The means of combination in your system is such that we you put things together, you can then put those together using the same means of combination. So, you can make a pair of numbers, and then you can make a pair of pairs.
One of the tests of quality for a means of combination is: are the things that you make closed under that means of combination.
The way to manage complexity is by naming that spirit.
"We are explicit about them so that we have control over them".
"What this really depends on is that fact that I can make pairs of pairs. If I could only make pairs of numbers I would be stuck".
Any implementation of make-rat, numer and denom could form the basis of our rational number representation.
What we built was a rational number system that could sit on top of any representation. We have seperated representation from use.
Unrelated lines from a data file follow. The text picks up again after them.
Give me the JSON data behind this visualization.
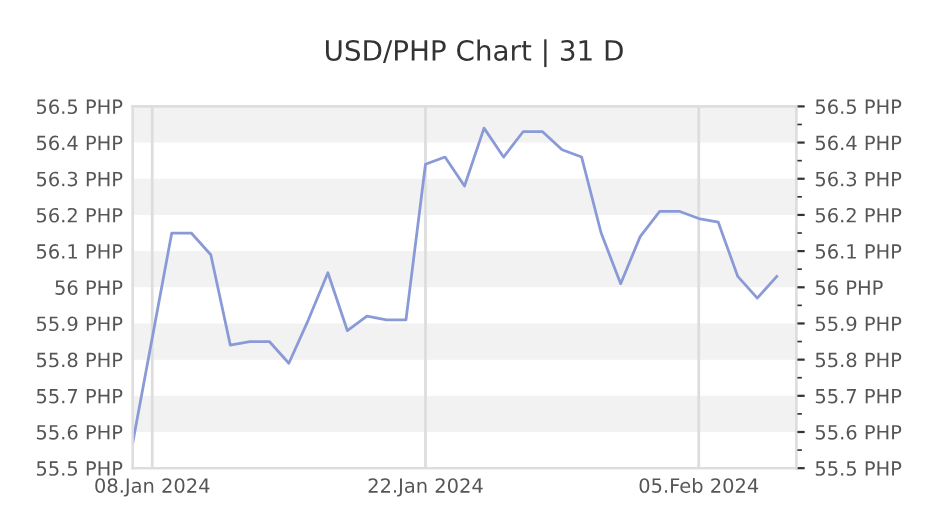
{
  "chart_data": {
    "type": "line",
    "title": "USD/PHP Chart | 31 D",
    "x": [
      "2024-01-07",
      "2024-01-09",
      "2024-01-10",
      "2024-01-11",
      "2024-01-12",
      "2024-01-13",
      "2024-01-14",
      "2024-01-15",
      "2024-01-16",
      "2024-01-17",
      "2024-01-18",
      "2024-01-19",
      "2024-01-20",
      "2024-01-21",
      "2024-01-22",
      "2024-01-23",
      "2024-01-24",
      "2024-01-25",
      "2024-01-26",
      "2024-01-27",
      "2024-01-28",
      "2024-01-29",
      "2024-01-30",
      "2024-01-31",
      "2024-02-01",
      "2024-02-02",
      "2024-02-03",
      "2024-02-04",
      "2024-02-05",
      "2024-02-06",
      "2024-02-07",
      "2024-02-08",
      "2024-02-09"
    ],
    "series": [
      {
        "color": "#8a9ad6",
        "values": [
          55.57,
          56.15,
          56.15,
          56.09,
          55.84,
          55.85,
          55.85,
          55.79,
          55.91,
          56.04,
          55.88,
          55.92,
          55.91,
          55.91,
          56.34,
          56.36,
          56.28,
          56.44,
          56.36,
          56.43,
          56.43,
          56.38,
          56.36,
          56.15,
          56.01,
          56.14,
          56.21,
          56.21,
          56.19,
          56.18,
          56.03,
          55.97,
          56.03
        ]
      }
    ],
    "xlim": [
      "2024-01-07",
      "2024-02-10"
    ],
    "xticks": [
      {
        "value": "2024-01-08",
        "label": "08.Jan 2024"
      },
      {
        "value": "2024-01-22",
        "label": "22.Jan 2024"
      },
      {
        "value": "2024-02-05",
        "label": "05.Feb 2024"
      }
    ],
    "ylim": [
      55.5,
      56.5
    ],
    "yticks": [
      {
        "value": 55.5,
        "label": "55.5 PHP"
      },
      {
        "value": 55.6,
        "label": "55.6 PHP"
      },
      {
        "value": 55.7,
        "label": "55.7 PHP"
      },
      {
        "value": 55.8,
        "label": "55.8 PHP"
      },
      {
        "value": 55.9,
        "label": "55.9 PHP"
      },
      {
        "value": 56,
        "label": "56 PHP"
      },
      {
        "value": 56.1,
        "label": "56.1 PHP"
      },
      {
        "value": 56.2,
        "label": "56.2 PHP"
      },
      {
        "value": 56.3,
        "label": "56.3 PHP"
      },
      {
        "value": 56.4,
        "label": "56.4 PHP"
      },
      {
        "value": 56.5,
        "label": "56.5 PHP"
      }
    ],
    "y2lim": [
      55.5,
      56.5
    ],
    "y2ticks": [
      {
        "value": 55.5,
        "label": "55.5 PHP"
      },
      {
        "value": 55.6,
        "label": "55.6 PHP"
      },
      {
        "value": 55.7,
        "label": "55.7 PHP"
      },
      {
        "value": 55.8,
        "label": "55.8 PHP"
      },
      {
        "value": 55.9,
        "label": "55.9 PHP"
      },
      {
        "value": 56,
        "label": "56 PHP"
      },
      {
        "value": 56.1,
        "label": "56.1 PHP"
      },
      {
        "value": 56.2,
        "label": "56.2 PHP"
      },
      {
        "value": 56.3,
        "label": "56.3 PHP"
      },
      {
        "value": 56.4,
        "label": "56.4 PHP"
      },
      {
        "value": 56.5,
        "label": "56.5 PHP"
      }
    ],
    "grid": true,
    "marker": "none",
    "line_style": "solid"
  }
}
However, there has to be some way of saying what is suitable as the basis for a rational number representation.
IF x = (make-rat n d) THEN (numer x) n --------- = - (denom x) d
This is George's contract. The three procedures have to fulfil this contract, but other than that it does not matter how George does it because it is below the layer of abstraction.
In the context of our system, a rational number is really three procedures that satisfy this axiom. Abstractly, that is what a rational number is really.
Axioms for pairs
"Let me do something that I think is really going to terrify you, and is really going to bring you face to face with the existential reality of this abstraction that we are talking about, and what I am going to talk about is what are pairs - really".
"To drive that home, let me really scare you, and show you what we might build pairs in terms of. And what you are going to see is that pairs can be built out of nothing at all; pure abstraction".
(DEFINE (CONS a b) (LAMBDA (pick) (COND ((= pick 1) a) ((= pick 2) b)))) (DEFINE (CAR x) (x 1)) (DEFINE (CDR x) (x 2))
"I claim that this is a representation of cons, car and cdr and notice that there is no data in it. It is built out of air, it is just procedure. There are no data objects at all in that representation".
"What I have demonstrated is that particularly weird implementation of cons, car and cdr satisfies the axioms so is a perfectly valid way of building all of the data objects we are going to see in Lisp. So they all, if you like, can be built on existential nothing... it really could work this way and it wouldn't make any difference to the system at all. In some sense, we don't need data at all to build these data abstractions because we can build everything out of procedures".
"Procedures are not just the act of doing something; procedures are conceptual entities - objects - and if I build CONS of 37 and 49 that is a particular procedure that sits there, . They are objects, and that is really where we are going. It is the difference between saying that a procedure is a real object that has existence".